3.73 AVERAGE


Quick read but I took my time. Interesting juxtaposition of the couplets and then the prose where she talks to herself as you (is that still third person illeism? ). Reminds me a bit of a previous book (edit to add later), in that it seems like it could be self fiction? In any case, good relating of love and initial enamoration vs what a relationship becomes. (And interesting that she teaches writing at Yale - this does at times seem a bit like some sort of thesis project/challenge. )

3.11
“all I cared about was trying to maintain.
Then she’d turn to someone new and kill the flame,

and I would have to wait there in the dark,
pitying myself, my stupid heart,

or chase her down and pick another fight
to get our little spark to reignite.”

4.11 (which seems rather self-reflective and talking about the actual act of writing this work)
“at all. In poetry then, let me say that love
has been, above all things, the engine of

self-knowledge in my life—and even after everything
is still what makes the rest worth suffering.”

I really enjoyed reading this.

This explores the experience of realising you’re queer late in your twenties, sabotaging a relationship, and the sapphic relationship that follows messing with your head.

I particularly enjoyed the presentation of queer obsession, particularly that “first” queer relationship and what it means, and realising who you are in between it all. The continuous, stream-of-consciousness vibe really worked to represent the panic and questioning that comes with this kind of experience.

The reason for the slightly lower rating is I personally didn’t love the couplets for this, I think free verse would’ve suited it better - couplets felt too restrictive for the mess that is this experience. Maybe that’s what the author was trying to show? Unsure, but I didn’t love it. This structure also really quickened the pace, and made it like a fever dream. This really worked for me with the content, but forced me to rush through, when I really wanted to take my time and savour what was being said.

Overall a really engaging and enjoyable read of queer poetry. Definitely recommend.

Dr Seuss for people who wear Dr Martens. quick, incredibly relatable, sexy enough to read at work.

maybe the audiobook wasn’t the move

“And an uncanny sense of unity,
to love in her what had always seemed deformity

in me. To yield. To feel the snugness of the fit.
To turn the lock. To hear the little click.”

Raw, engaging, and beautiful language.

Couplets is hard for me to rate because while I see how well written it is, it didn’t really resonate with me. I was disappointed because the summary sounded great, but I suppose I still have a hard time with poetry explication decades after college. I wasn’t the right audience but I would certainly recommend to other people who like contemporary poetry.
hopeful sad

Some beautiful lines, but they don’t add up to much. Despite the unique structure, I think this will be a quickly forgotten read. 

Perhaps I just didn't get the point. Perhaps I just found it boring. Perhaps I just got tired of every poem mentioning sex. Who knows? 

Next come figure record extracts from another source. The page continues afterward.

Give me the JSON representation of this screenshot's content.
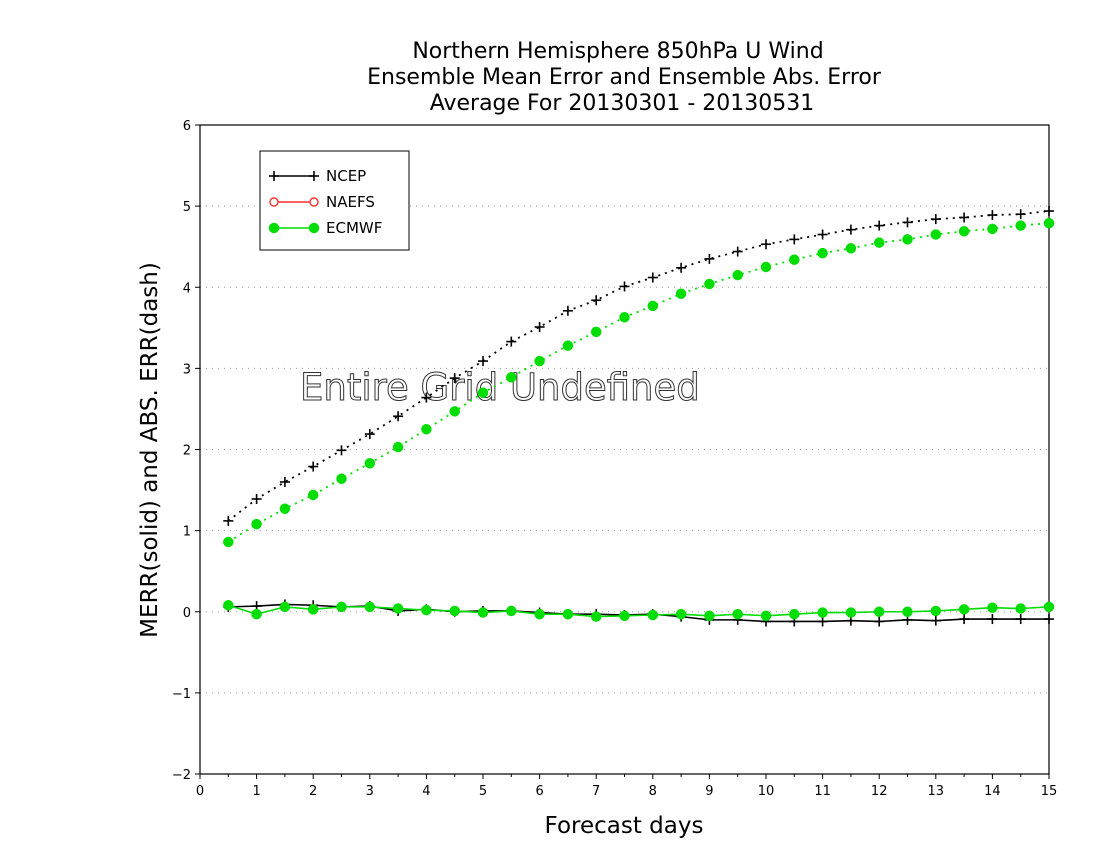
{
  "chart_data": {
    "type": "line",
    "title": [
      "Northern Hemisphere 850hPa U Wind",
      "Ensemble Mean Error and Ensemble Abs. Error",
      "Average For 20130301 - 20130531"
    ],
    "xlabel": "Forecast days",
    "ylabel": "MERR(solid) and ABS. ERR(dash)",
    "annotation": "Entire Grid Undefined",
    "xlim": [
      0,
      15
    ],
    "ylim": [
      -2,
      6
    ],
    "xticks": [
      "0",
      "1",
      "2",
      "3",
      "4",
      "5",
      "6",
      "7",
      "8",
      "9",
      "10",
      "11",
      "12",
      "13",
      "14",
      "15"
    ],
    "yticks": [
      "−2",
      "−1",
      "0",
      "1",
      "2",
      "3",
      "4",
      "5",
      "6"
    ],
    "grid": "horizontal dotted",
    "legend_position": "top-left",
    "x": [
      0.5,
      1,
      1.5,
      2,
      2.5,
      3,
      3.5,
      4,
      4.5,
      5,
      5.5,
      6,
      6.5,
      7,
      7.5,
      8,
      8.5,
      9,
      9.5,
      10,
      10.5,
      11,
      11.5,
      12,
      12.5,
      13,
      13.5,
      14,
      14.5,
      15
    ],
    "series": [
      {
        "name": "NCEP",
        "color": "#000000",
        "marker": "plus",
        "abs_err": [
          1.12,
          1.39,
          1.6,
          1.79,
          1.99,
          2.19,
          2.41,
          2.64,
          2.88,
          3.09,
          3.33,
          3.51,
          3.71,
          3.84,
          4.01,
          4.12,
          4.24,
          4.35,
          4.44,
          4.53,
          4.59,
          4.65,
          4.71,
          4.76,
          4.8,
          4.84,
          4.86,
          4.89,
          4.9,
          4.94
        ],
        "mean_err": [
          0.06,
          0.07,
          0.09,
          0.08,
          0.06,
          0.07,
          0.01,
          0.03,
          0.0,
          0.01,
          0.01,
          -0.01,
          -0.03,
          -0.03,
          -0.04,
          -0.03,
          -0.06,
          -0.1,
          -0.1,
          -0.12,
          -0.12,
          -0.12,
          -0.11,
          -0.12,
          -0.1,
          -0.11,
          -0.09,
          -0.09,
          -0.09,
          -0.09
        ]
      },
      {
        "name": "NAEFS",
        "color": "#ff3030",
        "marker": "open-circle",
        "abs_err": [],
        "mean_err": []
      },
      {
        "name": "ECMWF",
        "color": "#00dd00",
        "marker": "filled-circle",
        "abs_err": [
          0.86,
          1.08,
          1.27,
          1.44,
          1.64,
          1.83,
          2.03,
          2.25,
          2.47,
          2.7,
          2.89,
          3.09,
          3.28,
          3.45,
          3.63,
          3.77,
          3.92,
          4.04,
          4.15,
          4.25,
          4.34,
          4.42,
          4.48,
          4.55,
          4.59,
          4.65,
          4.69,
          4.72,
          4.76,
          4.79
        ],
        "mean_err": [
          0.08,
          -0.03,
          0.06,
          0.03,
          0.06,
          0.06,
          0.04,
          0.02,
          0.01,
          -0.01,
          0.01,
          -0.03,
          -0.03,
          -0.06,
          -0.05,
          -0.04,
          -0.03,
          -0.05,
          -0.03,
          -0.05,
          -0.03,
          -0.01,
          -0.01,
          0.0,
          0.0,
          0.01,
          0.03,
          0.05,
          0.04,
          0.06
        ]
      }
    ]
  }
}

Written by a 28-year-old Yale grad who seems much younger than that, though I don’t necessarily mean that as an insult. This book is about a chapter of her life that she calls a “second adolescence,” though it really feels like a first adolescence, a time when the most important thing you can imagine is whether or not you might break up with someone and start dating someone else, and whether you can apply Audre Lorde quotes directly to that experience. And yet, for all my eye-rolling, I kind of loved it? So willfully dramatic, so insistent upon the idea that this ordinary relationship is *so wildly romantic,* and yet, such a fantastic, playful form (couplets!) that made me think more about expectation and repetition in language and in relationships. Plus it was legitimately fun to read, a bit like Madam Bovary, if Flaubert’s heroine were a cool kid from Brooklyn.